Aslında siyah-beyaz tercihimden önce füzeni tercih ettim diyebilirim. Haliyle böylece siyah ve beyazı seçmiş oluyorum. Biraz garip bir cümle gibi görülebilir bu. Renk veya siyah-beyaz düşüncesinden öte, füzenin renkten bağımsız kendi doğası önceliklerimi belirledi. Füzenin tozumsuluğu ve haliyle o uçucu olma özelliği bu malzemeye yaklaştırdı beni. Füzen de siyah olduğu için bir şekilde siyah-beyaz dünyasının içinde buldum kendimi. Tabii ki benzer yapıda renkli malzemeler var ama içlerinde kimyasal karışımlar var ve hiçbir zaman füzenin o basitliğine ulaşamıyorlar. Bu dediğim gibi basit bir malzeme tercihi değil, işlerin kavramsal çerçevesini de oluşturmaya iten bir seçim oldu. Neticesinde doğal bir malzeme ve bir sistemi yok.

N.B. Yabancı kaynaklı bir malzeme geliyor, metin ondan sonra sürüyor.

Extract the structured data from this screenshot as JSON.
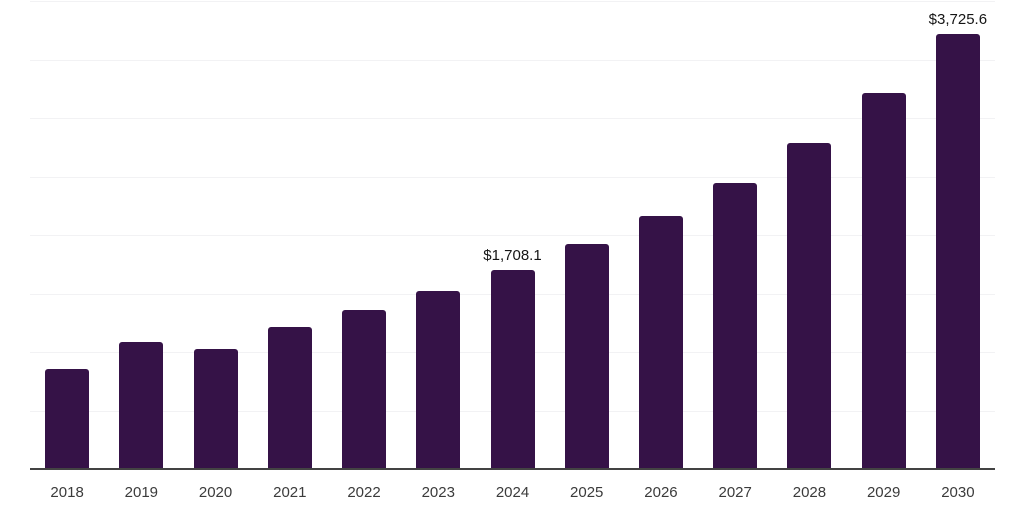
{
  "chart_data": {
    "type": "bar",
    "categories": [
      "2018",
      "2019",
      "2020",
      "2021",
      "2022",
      "2023",
      "2024",
      "2025",
      "2026",
      "2027",
      "2028",
      "2029",
      "2030"
    ],
    "values": [
      867.0,
      1093.9,
      1031.6,
      1221.7,
      1370.1,
      1526.1,
      1708.1,
      1932.8,
      2174.0,
      2452.8,
      2796.3,
      3220.0,
      3725.6
    ],
    "value_labels": [
      null,
      null,
      null,
      null,
      null,
      null,
      "$1,708.1",
      null,
      null,
      null,
      null,
      null,
      "$3,725.6"
    ],
    "ylim": [
      0,
      4000
    ],
    "gridline_values": [
      500,
      1000,
      1500,
      2000,
      2500,
      3000,
      3500,
      4000
    ],
    "grid": "horizontal-only",
    "legend": "none",
    "colors": {
      "bar": "#351247",
      "gridline": "#f2f2f4",
      "axis_line": "#434343",
      "tick_label": "#3b3b3b",
      "value_label": "#151515",
      "background": "#ffffff"
    }
  }
}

Her yeni çizim için yeni bir huya ve karaktere bürünüyor ve bunu çözmem de zaman alıyor ve çözemiyorsun çoğu zaman. Beklenmedik anda kırılıyor, çizimin bitmiş bir alanı parmak değse bozuluyor, aslında parmaklarının arasında bir düşman seni her an tuzağa düşürmek için bekliyor gibi hissetiriyor füzen. Bu da bir inatlaşma hali getiriyor bana diyebilirim.
Siyah-beyazı tercih etmemin sebebi şu: Aslında çizimlerini yaptığım nesnelerin ve mekânların beni renklerinden ziyade formları ilgilendiriyor. Vurgulamak istediğim renkten öte nesnelerin ve mekânların oradalıkları, etraflarında ve içlerinde olabilme halimiz veya ihtimalimiz. Çoğu zaman çizdiğim yapıların ağırlıklarını bedenimde hissediyorum. Çünkü geçmişten bir âna dokunuyorlar. Tanımlayabildiğim bir geçmiş değil bu. Haliyle senin de söylediğin gibi bu yöntemle onu daha nötr bir hale getirip içinde bulunduğu zamandan çekip alıp saf form olarak orada olmasını sağlıyorum.